Bitpim is comparable to Gammu, QPST, Open Sync, and Gnokii applications.

== Features ==
Functionality varies depending on the model of the phone. Once the drivers are installed on the PC operating system, the following managing functions are generally supported:

- Phone Book
- Calendar
- Wallpapers
- Ringtones
- Filesystem
- Media
- Memo
- Todo
- Call history
- SMS
- T9 editor

Data can be imported and exported between the phone and Microsoft Outlook or Google Calendar.

== Implementation ==

BitPim is implemented using the Python programming language with various pieces in C to access hardware. The user interface is wxPython which in turn wraps wxWidgets. That gives a native look and feel on each platform.

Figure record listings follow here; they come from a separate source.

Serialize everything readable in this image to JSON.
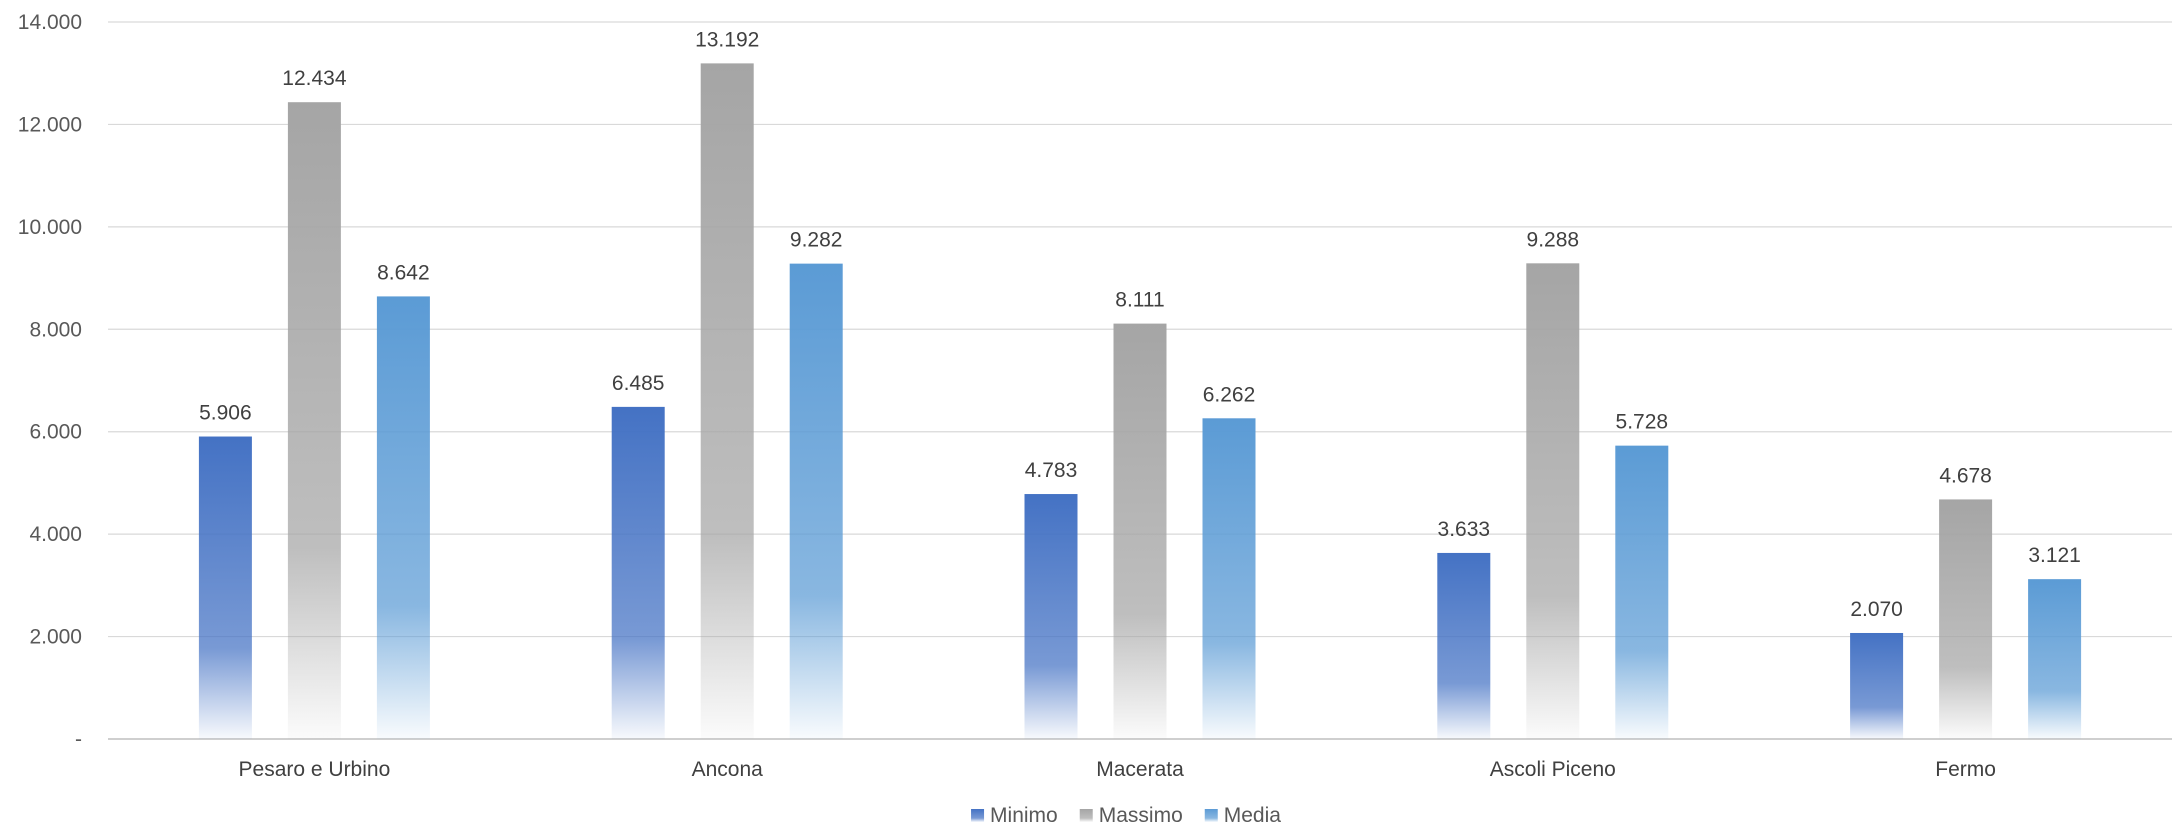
{
  "chart_data": {
    "type": "bar",
    "title": "",
    "xlabel": "",
    "ylabel": "",
    "ylim": [
      0,
      14000
    ],
    "yticks": [
      0,
      2000,
      4000,
      6000,
      8000,
      10000,
      12000,
      14000
    ],
    "ytick_labels": [
      "-",
      "2.000",
      "4.000",
      "6.000",
      "8.000",
      "10.000",
      "12.000",
      "14.000"
    ],
    "grid": true,
    "legend_position": "bottom",
    "categories": [
      "Pesaro e Urbino",
      "Ancona",
      "Macerata",
      "Ascoli Piceno",
      "Fermo"
    ],
    "series": [
      {
        "name": "Minimo",
        "color": "#4472C4",
        "values": [
          5906,
          6485,
          4783,
          3633,
          2070
        ],
        "labels": [
          "5.906",
          "6.485",
          "4.783",
          "3.633",
          "2.070"
        ]
      },
      {
        "name": "Massimo",
        "color": "#A5A5A5",
        "values": [
          12434,
          13192,
          8111,
          9288,
          4678
        ],
        "labels": [
          "12.434",
          "13.192",
          "8.111",
          "9.288",
          "4.678"
        ]
      },
      {
        "name": "Media",
        "color": "#5B9BD5",
        "values": [
          8642,
          9282,
          6262,
          5728,
          3121
        ],
        "labels": [
          "8.642",
          "9.282",
          "6.262",
          "5.728",
          "3.121"
        ]
      }
    ]
  }
}
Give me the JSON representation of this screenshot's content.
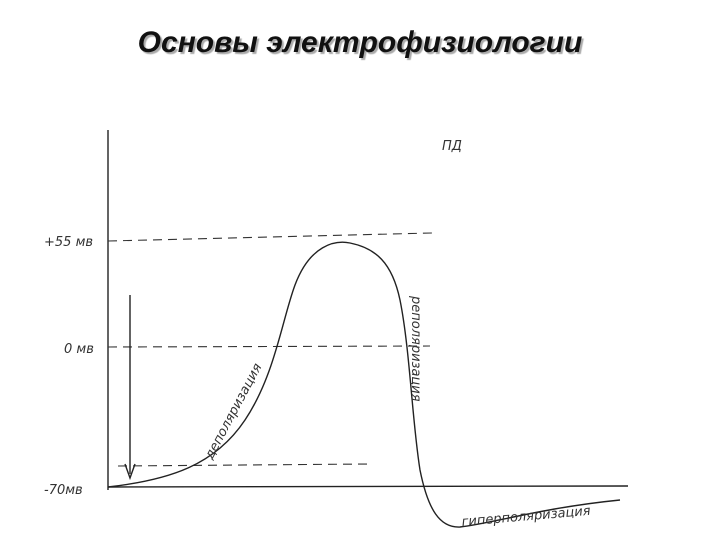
{
  "header": {
    "title": "Основы электрофизиологии"
  },
  "diagram": {
    "axis_label": "ПД",
    "levels": [
      "+55 мв",
      "0 мв",
      "-70мв"
    ],
    "phases": {
      "rise": "деполяризация",
      "fall": "реполяризация",
      "after": "гиперполяризация"
    }
  }
}
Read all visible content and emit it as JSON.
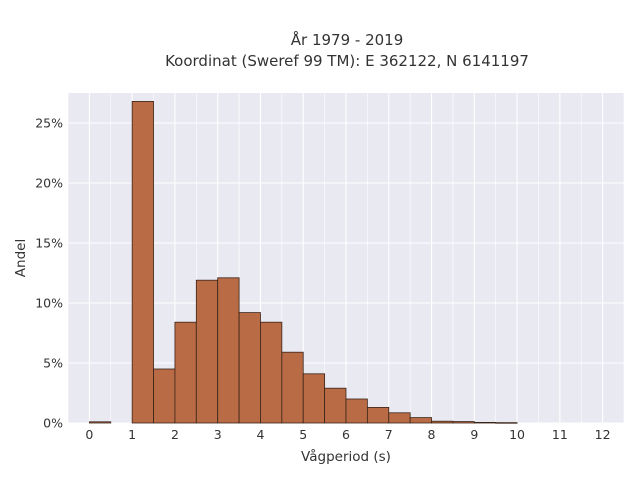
{
  "chart_data": {
    "type": "bar",
    "title": "År 1979 - 2019",
    "subtitle": "Koordinat (Sweref 99 TM): E 362122, N 6141197",
    "xlabel": "Vågperiod (s)",
    "ylabel": "Andel",
    "xlim": [
      -0.5,
      12.5
    ],
    "ylim": [
      0,
      27.5
    ],
    "x_ticks": [
      0,
      1,
      2,
      3,
      4,
      5,
      6,
      7,
      8,
      9,
      10,
      11,
      12
    ],
    "x_tick_labels": [
      "0",
      "1",
      "2",
      "3",
      "4",
      "5",
      "6",
      "7",
      "8",
      "9",
      "10",
      "11",
      "12"
    ],
    "y_ticks": [
      0,
      5,
      10,
      15,
      20,
      25
    ],
    "y_tick_labels": [
      "0%",
      "5%",
      "10%",
      "15%",
      "20%",
      "25%"
    ],
    "grid": true,
    "legend": "none",
    "bar_color": "#b86b45",
    "edge_color": "#3a2418",
    "background_color": "#e9e9f2",
    "bins": [
      {
        "start": 0.0,
        "end": 0.5,
        "value": 0.1
      },
      {
        "start": 1.0,
        "end": 1.5,
        "value": 26.8
      },
      {
        "start": 1.5,
        "end": 2.0,
        "value": 4.5
      },
      {
        "start": 2.0,
        "end": 2.5,
        "value": 8.4
      },
      {
        "start": 2.5,
        "end": 3.0,
        "value": 11.9
      },
      {
        "start": 3.0,
        "end": 3.5,
        "value": 12.1
      },
      {
        "start": 3.5,
        "end": 4.0,
        "value": 9.2
      },
      {
        "start": 4.0,
        "end": 4.5,
        "value": 8.4
      },
      {
        "start": 4.5,
        "end": 5.0,
        "value": 5.9
      },
      {
        "start": 5.0,
        "end": 5.5,
        "value": 4.1
      },
      {
        "start": 5.5,
        "end": 6.0,
        "value": 2.9
      },
      {
        "start": 6.0,
        "end": 6.5,
        "value": 2.0
      },
      {
        "start": 6.5,
        "end": 7.0,
        "value": 1.3
      },
      {
        "start": 7.0,
        "end": 7.5,
        "value": 0.85
      },
      {
        "start": 7.5,
        "end": 8.0,
        "value": 0.45
      },
      {
        "start": 8.0,
        "end": 8.5,
        "value": 0.15
      },
      {
        "start": 8.5,
        "end": 9.0,
        "value": 0.12
      },
      {
        "start": 9.0,
        "end": 9.5,
        "value": 0.05
      },
      {
        "start": 9.5,
        "end": 10.0,
        "value": 0.03
      }
    ]
  }
}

Most of the functionality is obtained by using the diagnostics mode available in Qualcomm Mobile Station Modem (MSM) used by virtually every manufacturer of CDMA phones. The diagnostics mode provides direct access to the embedded filesystem in the phone. The remainder of the functionality is via protocols provided by the handset manufacturers, but these usually only cover updating the phonebook.

Because the sizes of fields in the protocols differ between every model (even from the same handset manufacturer) and even between the same model offered at different carriers, BitPim has code and field descriptions for every model. A big part of each approximately monthly release is adding support for new phone models.